Я в начале войны был сержантом, и говорить вам обо всяких стратегических, тактических планах не буду, я вообще не знал этого ничего. Могу сказать, мы были сильно поражены началом войны. Оказалось, что немцы воюют значительно лучше нас. Большое значение имело только то, что находится непосредственно вокруг тебя, у солдата, у сержанта, каким я был, не хватало ни времени, ни сил на то, чтоб думать о чем-либо, кроме боя, когда мы видели, что каждый день отступаем - как можно говорить о вере в победу, когда нас бьют все время? Мы жили повседневной боевой работой солдата, войной, и никаких особых вер и убеждений не было у нас. Как верить в победу, когда каждый день убивают моих товарищей, отступаем все время. У меня и вопроса такого не было, и не задавал себе этот вопрос, важно было укрыться, спастись. Вместе с тем сказать, что мы бежали в панике и все время сдавались - это неправильно будет, мы боролись, как могли. И на что я хочу обратить ваше внимание - это на несомненное боевое братство, которое возникало между нами, товарищество, которое делало из нас единый организм. Меня вот не бросили в том эпизоде, который я вам уже рассказывал, рискуя жизнью, вытащили, привели в землянку, спасли.

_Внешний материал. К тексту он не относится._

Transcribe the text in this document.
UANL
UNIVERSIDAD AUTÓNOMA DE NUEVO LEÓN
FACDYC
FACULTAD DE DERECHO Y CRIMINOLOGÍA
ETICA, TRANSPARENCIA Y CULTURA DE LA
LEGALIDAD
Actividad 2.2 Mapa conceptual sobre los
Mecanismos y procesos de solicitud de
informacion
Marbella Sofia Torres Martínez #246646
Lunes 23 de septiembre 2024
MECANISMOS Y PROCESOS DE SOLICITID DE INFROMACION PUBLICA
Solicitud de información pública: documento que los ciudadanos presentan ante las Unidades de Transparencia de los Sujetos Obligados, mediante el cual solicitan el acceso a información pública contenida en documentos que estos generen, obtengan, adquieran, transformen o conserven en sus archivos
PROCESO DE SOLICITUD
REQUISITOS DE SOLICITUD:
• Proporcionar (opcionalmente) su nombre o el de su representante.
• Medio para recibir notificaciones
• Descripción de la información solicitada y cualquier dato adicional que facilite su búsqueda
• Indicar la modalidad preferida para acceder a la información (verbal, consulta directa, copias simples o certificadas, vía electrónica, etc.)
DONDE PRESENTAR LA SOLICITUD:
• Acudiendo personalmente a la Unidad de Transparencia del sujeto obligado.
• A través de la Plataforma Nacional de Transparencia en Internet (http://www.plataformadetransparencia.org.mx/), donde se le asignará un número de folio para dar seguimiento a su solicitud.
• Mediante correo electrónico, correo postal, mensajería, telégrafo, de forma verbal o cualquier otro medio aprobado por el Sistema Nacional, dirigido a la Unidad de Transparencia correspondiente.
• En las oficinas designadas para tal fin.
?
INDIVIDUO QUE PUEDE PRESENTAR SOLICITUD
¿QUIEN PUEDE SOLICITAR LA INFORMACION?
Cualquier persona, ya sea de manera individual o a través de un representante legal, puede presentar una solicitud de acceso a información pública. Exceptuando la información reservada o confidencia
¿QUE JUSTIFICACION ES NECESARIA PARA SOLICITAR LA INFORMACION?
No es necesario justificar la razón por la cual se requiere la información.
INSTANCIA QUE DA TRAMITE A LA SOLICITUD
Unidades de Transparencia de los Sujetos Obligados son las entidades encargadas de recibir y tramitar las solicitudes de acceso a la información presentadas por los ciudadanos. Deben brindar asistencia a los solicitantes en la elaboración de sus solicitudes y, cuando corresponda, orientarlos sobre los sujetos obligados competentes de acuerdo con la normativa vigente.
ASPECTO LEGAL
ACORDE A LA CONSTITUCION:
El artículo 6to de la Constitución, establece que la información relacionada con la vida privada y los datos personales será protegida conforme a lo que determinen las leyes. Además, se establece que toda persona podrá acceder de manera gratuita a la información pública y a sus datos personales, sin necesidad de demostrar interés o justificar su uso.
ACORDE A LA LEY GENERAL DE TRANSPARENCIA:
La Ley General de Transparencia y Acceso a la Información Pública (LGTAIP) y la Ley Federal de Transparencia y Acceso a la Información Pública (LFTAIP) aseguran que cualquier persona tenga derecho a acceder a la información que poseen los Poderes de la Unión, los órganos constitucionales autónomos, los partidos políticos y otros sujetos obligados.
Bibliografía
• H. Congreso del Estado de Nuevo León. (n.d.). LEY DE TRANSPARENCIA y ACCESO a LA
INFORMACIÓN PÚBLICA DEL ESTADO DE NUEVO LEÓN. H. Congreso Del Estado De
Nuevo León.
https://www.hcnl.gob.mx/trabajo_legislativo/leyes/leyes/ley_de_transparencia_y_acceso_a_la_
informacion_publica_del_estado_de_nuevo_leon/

Очень донимали вши. Когда становились на место, какая-то из землянок обязательно становилась баней, устанавливали там железную печку и всех пропускали через эту баню, а одежду через вошебойку. Вы мне напомнили интереснейший эпизод, это было в 42-м году в Запорожье вроде, я уж не помню. Мы тогда установили все в землянке: топчаны, бочку, в которой делается топка, рядом колодец, кто-то греет воду, собирает все грязное и выдает чистое белье. Был у нас такой капитан Сухинин, начальник связи, очень хорошо ко мне относился. И он говорит мне - давай попаримся сегодня с тобой, и я пошел за водой, он помыл меня, я его, все хорошо. Пар стоит, очень тепло, я наскоро одел валенки и побежал за водой к колодцу. Когда подошел к колодцу, слышу какой-то «бах», оглядываюсь - а где была землянка - ничего нет. Я как был в кальсонах, побежал туда. Снесло снарядом у землянки крышу, а он так и лежал на топчане, весь посеченный осколками. Вот так он и погиб.

В это вот время, конец 41-го года, когда начались первые наши победы, морально мы очень укрепились, все встало на свое место, мы стали могучей ячейкой, могучей частью победоносной армии и пошли на запад. В это наше наступление мы осаждали деревню за деревней. Недалеко от Вереи мы объединились в другой дивизией. Не хочу сказать, что немцы бежали, но они оказывали слабое сопротивление, там леса кругом.

Очень хорошее было немецкое оружие, должен я вам сказать. Лучше нашего было личное оружие - браунинг, автомат шмайссер - лучше нашего. Уже когда я стал командиром роты, довелось иметь дело с немецким радиотехническим оборудованием, очень надежное, тоже ламповое, но выше по надежности. И в конце войны, когда появились американские студебеккеры - мы стали немецкое менять на них, очень была надежная машина. Оружие и все прочее у союзников и немцев было лучше, чем наше.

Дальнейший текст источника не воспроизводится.